一方でエミリは危なげなくしてくれるので助かっている。
本社に帰る途中で家に戻る。もちろん世界で一番重要な仕事のためだ。食品工場に行くのもこれのためのような気がする。
世の中で多くの出張が実は何か別の希望のためにされている気もしないでもない。
神が相変わらず出入りしている。そしてクロをべろべろにあやしている。だがクロの方は何か面倒そうだ。
もちろん嫌になれば教育的指導が入るから、まだ耐えられる領域なのだろう。全く神ももう少し生産的なことをしたらどうか。

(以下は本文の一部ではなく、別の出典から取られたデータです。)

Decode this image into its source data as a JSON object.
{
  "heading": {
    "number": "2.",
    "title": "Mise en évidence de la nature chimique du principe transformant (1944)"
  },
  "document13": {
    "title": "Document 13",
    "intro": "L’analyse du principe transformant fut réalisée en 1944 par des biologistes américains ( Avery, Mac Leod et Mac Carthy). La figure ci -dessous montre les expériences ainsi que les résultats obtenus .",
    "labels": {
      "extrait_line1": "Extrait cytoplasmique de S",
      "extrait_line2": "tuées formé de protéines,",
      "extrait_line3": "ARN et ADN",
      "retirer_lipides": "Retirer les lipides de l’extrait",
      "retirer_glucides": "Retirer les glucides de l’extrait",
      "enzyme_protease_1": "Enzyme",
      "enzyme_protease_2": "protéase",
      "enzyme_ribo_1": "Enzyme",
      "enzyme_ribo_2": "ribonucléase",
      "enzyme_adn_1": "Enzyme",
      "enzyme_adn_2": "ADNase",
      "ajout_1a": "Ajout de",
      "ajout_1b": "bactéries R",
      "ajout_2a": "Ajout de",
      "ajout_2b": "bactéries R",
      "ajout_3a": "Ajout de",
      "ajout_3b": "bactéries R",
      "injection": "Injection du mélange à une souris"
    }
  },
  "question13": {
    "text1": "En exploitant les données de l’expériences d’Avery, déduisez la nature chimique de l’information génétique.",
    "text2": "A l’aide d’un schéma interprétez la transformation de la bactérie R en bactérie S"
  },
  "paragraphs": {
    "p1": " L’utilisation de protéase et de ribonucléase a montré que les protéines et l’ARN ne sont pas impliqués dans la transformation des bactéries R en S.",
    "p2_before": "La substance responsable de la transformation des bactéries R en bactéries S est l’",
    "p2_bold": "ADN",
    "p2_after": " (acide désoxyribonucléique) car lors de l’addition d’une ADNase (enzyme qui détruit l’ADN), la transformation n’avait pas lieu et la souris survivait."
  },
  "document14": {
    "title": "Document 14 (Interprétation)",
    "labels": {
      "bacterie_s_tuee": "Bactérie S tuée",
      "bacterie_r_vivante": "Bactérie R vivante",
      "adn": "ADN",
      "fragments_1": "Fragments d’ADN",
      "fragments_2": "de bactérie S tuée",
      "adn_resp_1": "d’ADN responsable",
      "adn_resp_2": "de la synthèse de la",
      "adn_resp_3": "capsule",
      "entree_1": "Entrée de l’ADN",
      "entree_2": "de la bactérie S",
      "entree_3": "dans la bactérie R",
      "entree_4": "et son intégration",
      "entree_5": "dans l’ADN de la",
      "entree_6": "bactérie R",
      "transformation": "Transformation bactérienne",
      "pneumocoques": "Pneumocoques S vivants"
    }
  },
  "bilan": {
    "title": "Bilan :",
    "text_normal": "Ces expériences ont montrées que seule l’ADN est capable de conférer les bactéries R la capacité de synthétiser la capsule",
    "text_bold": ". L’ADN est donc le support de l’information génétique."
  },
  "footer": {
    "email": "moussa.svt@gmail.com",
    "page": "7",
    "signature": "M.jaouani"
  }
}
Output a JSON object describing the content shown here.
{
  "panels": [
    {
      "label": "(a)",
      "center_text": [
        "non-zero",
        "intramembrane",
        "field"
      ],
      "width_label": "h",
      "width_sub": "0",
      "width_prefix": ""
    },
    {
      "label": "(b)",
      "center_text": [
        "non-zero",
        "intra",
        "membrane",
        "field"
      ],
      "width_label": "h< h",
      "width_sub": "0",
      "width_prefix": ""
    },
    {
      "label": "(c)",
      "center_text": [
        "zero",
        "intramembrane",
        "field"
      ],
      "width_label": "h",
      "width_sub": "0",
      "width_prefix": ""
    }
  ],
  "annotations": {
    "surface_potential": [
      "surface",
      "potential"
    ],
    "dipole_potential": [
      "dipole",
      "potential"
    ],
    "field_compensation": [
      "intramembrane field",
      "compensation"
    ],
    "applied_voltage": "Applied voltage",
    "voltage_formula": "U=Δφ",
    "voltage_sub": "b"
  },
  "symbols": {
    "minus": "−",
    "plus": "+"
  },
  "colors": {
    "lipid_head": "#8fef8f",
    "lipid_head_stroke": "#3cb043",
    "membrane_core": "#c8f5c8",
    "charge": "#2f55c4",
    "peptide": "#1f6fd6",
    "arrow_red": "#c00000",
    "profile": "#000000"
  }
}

……などと思ったが、それもなんとなく経営者っぽい。遊んで暮らせるならそれでいいのかもしれない。
後ろ髪をひかれながら、本社に戻る。シンディがフルールらロバの世話をしている。どうも体を動かす方が好きなようだ。
将来に経営にかかわることを考えると少しは書類仕事もしてほしいのだが。もっとも体を動かす方で、経営にかかわる道も考えないといけないのかもしれない。
フルールは厩舎におとなしくつながれ、干し草などを食べている。これで結構な力持ちだから頼もしい。
そんなわけで、シルヴェスタ商会の本部はいつもながらののどかな雰囲気だった。